How many Mondays did it take to make our signature mug? More than a few. At The Bright Angle, we believe you deserve more than whatever comes off the wheel. In fact, the Monday Mug isn’t made on a pottery wheel at all. It was designed as a 3D computer model and formed in a mold. Here’s how we did it:
1. Use and Measure Mugs
The Monday Mug was designed to hold your first cup of coffee or tea in the morning. Our research involved drinking copious amounts of coffee and tea for many, many years. Collectively, we believe we have consumed approximately 500,000 ounces of warm delicious beverages. The Monday Mug can hold every one of those and more -- 12 ounces at a time.
Monday Mug, Image by Nicole McConville
2. Sketch and Dimension Prototypes
To start dimensioning the mug we decided on a specific size for the foot and lip. We wanted the cup to taper down so we could create a style of mold known as a “drop out” for the mug.
We also wanted the lip to be wide enough so your nose wouldn’t hit the lip when it was used.
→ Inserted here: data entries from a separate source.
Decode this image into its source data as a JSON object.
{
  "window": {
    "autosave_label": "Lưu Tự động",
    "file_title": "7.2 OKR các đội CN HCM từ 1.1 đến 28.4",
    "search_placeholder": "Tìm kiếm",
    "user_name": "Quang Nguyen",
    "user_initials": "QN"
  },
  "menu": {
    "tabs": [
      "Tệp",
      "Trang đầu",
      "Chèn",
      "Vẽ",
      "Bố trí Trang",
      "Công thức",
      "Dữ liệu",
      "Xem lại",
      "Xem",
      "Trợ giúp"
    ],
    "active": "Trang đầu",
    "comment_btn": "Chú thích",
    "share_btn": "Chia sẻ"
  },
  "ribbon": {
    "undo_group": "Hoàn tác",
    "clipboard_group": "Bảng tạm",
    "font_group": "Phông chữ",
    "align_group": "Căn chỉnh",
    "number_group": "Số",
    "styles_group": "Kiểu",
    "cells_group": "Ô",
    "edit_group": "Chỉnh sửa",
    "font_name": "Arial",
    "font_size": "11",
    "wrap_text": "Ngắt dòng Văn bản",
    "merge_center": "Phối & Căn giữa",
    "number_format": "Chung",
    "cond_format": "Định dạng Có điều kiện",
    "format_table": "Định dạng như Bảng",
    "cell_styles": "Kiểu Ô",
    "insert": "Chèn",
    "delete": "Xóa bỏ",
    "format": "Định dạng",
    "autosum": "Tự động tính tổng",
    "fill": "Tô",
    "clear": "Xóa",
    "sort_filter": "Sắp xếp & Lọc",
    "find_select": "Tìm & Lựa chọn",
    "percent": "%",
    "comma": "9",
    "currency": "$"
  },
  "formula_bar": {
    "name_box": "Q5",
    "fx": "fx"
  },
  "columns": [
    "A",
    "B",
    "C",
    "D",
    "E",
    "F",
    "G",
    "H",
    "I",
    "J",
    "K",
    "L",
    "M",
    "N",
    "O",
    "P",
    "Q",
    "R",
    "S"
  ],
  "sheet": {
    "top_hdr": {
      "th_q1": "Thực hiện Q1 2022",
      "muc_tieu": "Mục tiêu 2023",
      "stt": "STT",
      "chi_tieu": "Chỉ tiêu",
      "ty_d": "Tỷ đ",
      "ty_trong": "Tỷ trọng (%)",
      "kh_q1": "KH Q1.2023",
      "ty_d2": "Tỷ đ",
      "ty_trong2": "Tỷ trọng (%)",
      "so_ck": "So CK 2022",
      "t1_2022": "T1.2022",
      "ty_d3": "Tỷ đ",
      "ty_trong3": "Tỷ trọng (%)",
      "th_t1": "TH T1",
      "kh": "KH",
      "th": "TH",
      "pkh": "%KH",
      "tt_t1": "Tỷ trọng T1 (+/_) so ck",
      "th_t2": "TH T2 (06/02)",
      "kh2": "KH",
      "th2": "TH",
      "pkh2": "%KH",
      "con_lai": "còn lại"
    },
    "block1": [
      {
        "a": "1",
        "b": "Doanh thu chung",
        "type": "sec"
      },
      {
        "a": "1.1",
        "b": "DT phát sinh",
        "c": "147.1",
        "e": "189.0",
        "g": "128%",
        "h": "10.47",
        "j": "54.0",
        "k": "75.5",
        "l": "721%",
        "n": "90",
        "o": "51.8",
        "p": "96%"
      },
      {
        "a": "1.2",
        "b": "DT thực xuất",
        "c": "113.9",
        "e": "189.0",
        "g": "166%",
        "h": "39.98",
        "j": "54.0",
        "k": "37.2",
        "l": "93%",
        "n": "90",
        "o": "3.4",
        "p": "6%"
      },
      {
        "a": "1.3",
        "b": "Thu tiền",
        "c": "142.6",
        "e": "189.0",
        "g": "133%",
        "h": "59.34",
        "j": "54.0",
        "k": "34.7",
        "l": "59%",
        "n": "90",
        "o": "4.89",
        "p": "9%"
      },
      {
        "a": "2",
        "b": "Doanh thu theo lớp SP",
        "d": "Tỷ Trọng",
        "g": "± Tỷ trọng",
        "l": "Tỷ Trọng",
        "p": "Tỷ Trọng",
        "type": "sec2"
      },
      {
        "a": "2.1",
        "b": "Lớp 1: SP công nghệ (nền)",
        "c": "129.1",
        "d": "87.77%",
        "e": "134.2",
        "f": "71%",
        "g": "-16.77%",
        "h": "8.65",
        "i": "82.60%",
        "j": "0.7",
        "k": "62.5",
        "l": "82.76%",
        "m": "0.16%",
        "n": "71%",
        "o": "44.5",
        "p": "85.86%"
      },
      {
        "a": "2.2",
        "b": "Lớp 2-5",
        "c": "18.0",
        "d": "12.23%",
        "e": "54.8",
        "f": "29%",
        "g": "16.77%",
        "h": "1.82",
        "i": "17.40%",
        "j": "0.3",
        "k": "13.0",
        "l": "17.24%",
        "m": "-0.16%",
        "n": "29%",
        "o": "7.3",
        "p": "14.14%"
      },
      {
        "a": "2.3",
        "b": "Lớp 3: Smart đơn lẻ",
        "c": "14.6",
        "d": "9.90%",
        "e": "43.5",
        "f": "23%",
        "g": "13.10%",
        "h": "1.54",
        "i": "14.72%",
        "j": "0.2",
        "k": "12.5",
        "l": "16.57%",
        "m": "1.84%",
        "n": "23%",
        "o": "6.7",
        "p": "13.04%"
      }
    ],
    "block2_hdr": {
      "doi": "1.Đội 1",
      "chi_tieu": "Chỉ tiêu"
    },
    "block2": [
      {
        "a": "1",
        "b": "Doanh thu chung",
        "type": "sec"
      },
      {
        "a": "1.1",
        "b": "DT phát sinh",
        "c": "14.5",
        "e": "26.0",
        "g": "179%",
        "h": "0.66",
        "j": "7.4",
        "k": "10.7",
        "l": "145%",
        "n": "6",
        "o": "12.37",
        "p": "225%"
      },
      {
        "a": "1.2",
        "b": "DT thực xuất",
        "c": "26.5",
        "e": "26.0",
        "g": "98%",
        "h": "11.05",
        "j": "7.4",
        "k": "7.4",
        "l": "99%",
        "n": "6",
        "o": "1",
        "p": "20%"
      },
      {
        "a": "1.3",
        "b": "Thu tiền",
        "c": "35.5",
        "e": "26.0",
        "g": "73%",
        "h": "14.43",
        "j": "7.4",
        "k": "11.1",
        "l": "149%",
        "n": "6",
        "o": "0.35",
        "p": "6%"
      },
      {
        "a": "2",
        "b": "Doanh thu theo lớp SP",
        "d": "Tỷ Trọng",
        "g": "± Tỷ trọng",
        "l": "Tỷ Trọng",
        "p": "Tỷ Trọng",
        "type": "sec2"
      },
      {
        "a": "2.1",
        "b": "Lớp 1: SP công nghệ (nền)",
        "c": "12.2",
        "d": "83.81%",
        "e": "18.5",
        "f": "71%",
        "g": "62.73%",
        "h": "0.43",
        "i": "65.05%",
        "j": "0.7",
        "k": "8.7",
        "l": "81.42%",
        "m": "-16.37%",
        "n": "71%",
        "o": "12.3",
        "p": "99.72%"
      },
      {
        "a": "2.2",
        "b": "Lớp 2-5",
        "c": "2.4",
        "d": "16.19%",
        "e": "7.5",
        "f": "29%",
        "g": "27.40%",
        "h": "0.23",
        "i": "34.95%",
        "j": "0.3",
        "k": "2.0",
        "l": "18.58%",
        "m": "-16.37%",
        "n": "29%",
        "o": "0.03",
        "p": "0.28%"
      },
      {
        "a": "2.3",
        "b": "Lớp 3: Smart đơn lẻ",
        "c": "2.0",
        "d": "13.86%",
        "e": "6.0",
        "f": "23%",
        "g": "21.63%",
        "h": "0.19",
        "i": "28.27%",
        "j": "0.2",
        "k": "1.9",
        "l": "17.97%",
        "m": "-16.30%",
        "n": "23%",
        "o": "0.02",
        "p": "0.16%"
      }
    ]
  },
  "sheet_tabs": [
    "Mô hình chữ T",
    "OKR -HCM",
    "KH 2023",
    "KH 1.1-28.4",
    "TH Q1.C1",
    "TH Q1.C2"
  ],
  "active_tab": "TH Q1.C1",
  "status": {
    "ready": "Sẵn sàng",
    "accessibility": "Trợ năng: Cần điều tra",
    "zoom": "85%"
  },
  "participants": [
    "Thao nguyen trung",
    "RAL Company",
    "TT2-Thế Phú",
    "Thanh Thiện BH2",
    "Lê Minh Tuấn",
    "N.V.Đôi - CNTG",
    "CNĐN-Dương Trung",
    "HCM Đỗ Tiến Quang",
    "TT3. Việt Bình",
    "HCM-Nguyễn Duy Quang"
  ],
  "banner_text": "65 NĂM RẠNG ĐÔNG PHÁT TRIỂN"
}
We can’t have you going about with a dot of coffee from the rim on your face. We gave your hands as much consideration as your nose. You see, when the human hand holds a cup, it doesn’t form a circle. The proportions of your thumb and fingers create an oval-shaped grip, so the Monday Mug is designed with this contour in mind.
How tall should the mug be? That question answered itself. We knew the size of the lip and the shape of the foot, and we simply connected the dots for a vessel that can comfortably hold 12 ounces. A 3D modeling computer checked our math.
3. Make a Series of Models
We sketched a number of different models and printed them out before we made the final model. The handle, we determined, should fit at least three fingers. It is also wide enough to slide your whole hand in there to keep your hands warm in the cool winter months. We pinched the handle into a form we thought would fit. When we got something we liked, we scanned the cross section into the computer and tweaked the shape for thickness. Our plastic model was born!
4. Make a Mold
To prepare the 3D-printed, plastic models for the mold making process, we sanded each model down and applied acetone to smooth out the texture. The Bright Angle team collectively decided that there was no reason to show the marks of the 3D printer. We didn’t want to leave the marks of technology. Instead, we were interested in the precision of the added facets, the ability to alter the form and ensuring it would hold an exact volume.
To make the drop-out mold of the mug, we glued the lip of the model to a flat disc that would act as our reservoir. The reservoir allows the cast piece to come out of the mold with a sharp lip with a consistent thickness. The handle we designed to be a two-part mold. Because the handle attachments curved in we placed the seam line along the spine and interior of the mold. In order to keep up with orders, we made master rubber molds of the 3 mold parts. We use a smooth-on rubber product that won’t break if you drop it. The rubber also allows us to make more molds of molds, so we can pour a number of them at a time.
Attaching a Monday Mug Handle, photo by Laurie Caffery Harris
5. Slip Cast
It takes a lot of time to figure out how long the slip (liquid porcelain) should be left in the mold to get the desired mug thickness. Mugs are meant to be picked up and held, so we wanted the mug to be light enough with liquid to hold comfortably but thick enough to keep the liquid warm and feel sturdy. The handle is cast solid. We leave slip in the mold until most of the water is absorbed by the plaster mold.
6. Clean Seams and Attach Handle
Attention to detail is important. We cleaned the form when it came out of the printer, and we repeat the process when it leaves the mold
7. Glaze and Surface
The fun part -- color. The Monday Mug comes in four signature colors -- two neutrals, blue and pink.